1. Feminism is a socialist issue, and women’s issues should not be ignored in favour of more “serious” issues. It’s not unusual to watch people on the left dismiss action on simple issues. Why? Lord if only I knew. Maybe it’s to fulfil the left’s obsession with needlessly overcomplicating things. Maybe it’s latent sexism. I neither know nor care, the problem exists and the answer is simple: don’t do that. Simple issues are no less meaningful than complex ones and can often be a helpful recruiting tool. If women see that socialist organisations are getting involved in educational fights, or in women’s health fights, they will be more likely to see utility in joining those organisations.
2. Don’t let men dominate discussions. It sounds obvious, hell, it is obvious, but it’s one of the biggest mistakes I see socialist groups making. There are simple and effective fixes to this, that, when implemented correctly flow so fluidly it’s almost impossible to tell that the men in the room are being decentralised. Strategies like taking stack are helpful because they help minimize moments of tokenisation (instances like, “Are we sure there aren’t any female-identifying people who’d like to speak right now?”) but also help to put the wider group at ease with one another.
3. Create a community. While this applies to left organising in general, I cannot stress its importance enough in helping to make socialist spaces palatable to women. Providing a system of resources and support to your socialist organisation will help encourage not only women but also the less timid left-inclined folks to get involved. Minor adjustments, like providing free childcare at meetings, ample notice for events, and accessible systems of redress for sexual harassment or gender discrimination can provide women with the comfort and security they need to turn out to socialist groups.
4. Don’t overwork your non-male members. If I had a penny for every organisation I’ve seen with three severely overworked non-male members and 30 very relaxed male members, I would be a very rich woman indeed. Things like all women shortlists are good, and truly a wonderful way to engage women, but if it ends up that your all women shortlists are made up of the same few women over and over, consider abandoning some of those fights until you have more non-male members to fill the slots. It’s a controversial suggestion, but if you’d like to prevent all your female members from burning out, you’re going to have to make some sacrifices while you work on the gender balance.

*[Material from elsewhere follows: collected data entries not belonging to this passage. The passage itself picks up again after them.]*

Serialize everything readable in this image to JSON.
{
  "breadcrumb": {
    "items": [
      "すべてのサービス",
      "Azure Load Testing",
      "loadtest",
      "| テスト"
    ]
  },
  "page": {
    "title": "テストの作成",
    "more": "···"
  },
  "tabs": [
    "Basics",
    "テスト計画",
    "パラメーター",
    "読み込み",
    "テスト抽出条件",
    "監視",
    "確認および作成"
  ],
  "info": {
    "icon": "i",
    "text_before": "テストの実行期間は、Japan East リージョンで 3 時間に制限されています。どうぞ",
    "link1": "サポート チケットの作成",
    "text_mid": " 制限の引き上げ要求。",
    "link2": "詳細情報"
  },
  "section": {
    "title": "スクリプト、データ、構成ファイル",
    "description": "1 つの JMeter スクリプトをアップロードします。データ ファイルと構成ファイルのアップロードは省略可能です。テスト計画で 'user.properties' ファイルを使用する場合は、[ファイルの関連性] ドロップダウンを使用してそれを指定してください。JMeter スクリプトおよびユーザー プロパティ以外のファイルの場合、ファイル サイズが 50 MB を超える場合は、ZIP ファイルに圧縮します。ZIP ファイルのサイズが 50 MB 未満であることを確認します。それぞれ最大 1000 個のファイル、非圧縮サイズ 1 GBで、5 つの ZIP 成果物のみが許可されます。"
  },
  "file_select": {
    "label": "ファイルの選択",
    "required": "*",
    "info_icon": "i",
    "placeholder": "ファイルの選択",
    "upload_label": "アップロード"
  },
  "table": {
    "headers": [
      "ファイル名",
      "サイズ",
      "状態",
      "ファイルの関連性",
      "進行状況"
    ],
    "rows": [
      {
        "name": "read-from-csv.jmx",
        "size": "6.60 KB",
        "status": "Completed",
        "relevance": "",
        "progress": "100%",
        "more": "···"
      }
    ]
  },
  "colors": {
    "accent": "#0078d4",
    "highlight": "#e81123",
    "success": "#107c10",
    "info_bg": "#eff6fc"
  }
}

5. Mentoring is more beneficial than most realise. If you just rolled your eyes at that because it’s such a feature of liberal groups, trust me comrade, I feel you. But at the same time, having more experienced women available to mentor younger women can make a difference in helping women stick around. There are a lot of unique challenges women face when they make their way into the world of activism and organising, and having someone who has faced the same obstacles before to provide guidance is invaluable.
In the end, all the advice and brainstorming in the world can’t bring women to socialism. It’s incumbent upon socialists to make the case to women that we’re on their team, no one else can, and no one else will. The left faces a lot of challenges in the coming years, but a lack of women absolutely should not be one of them.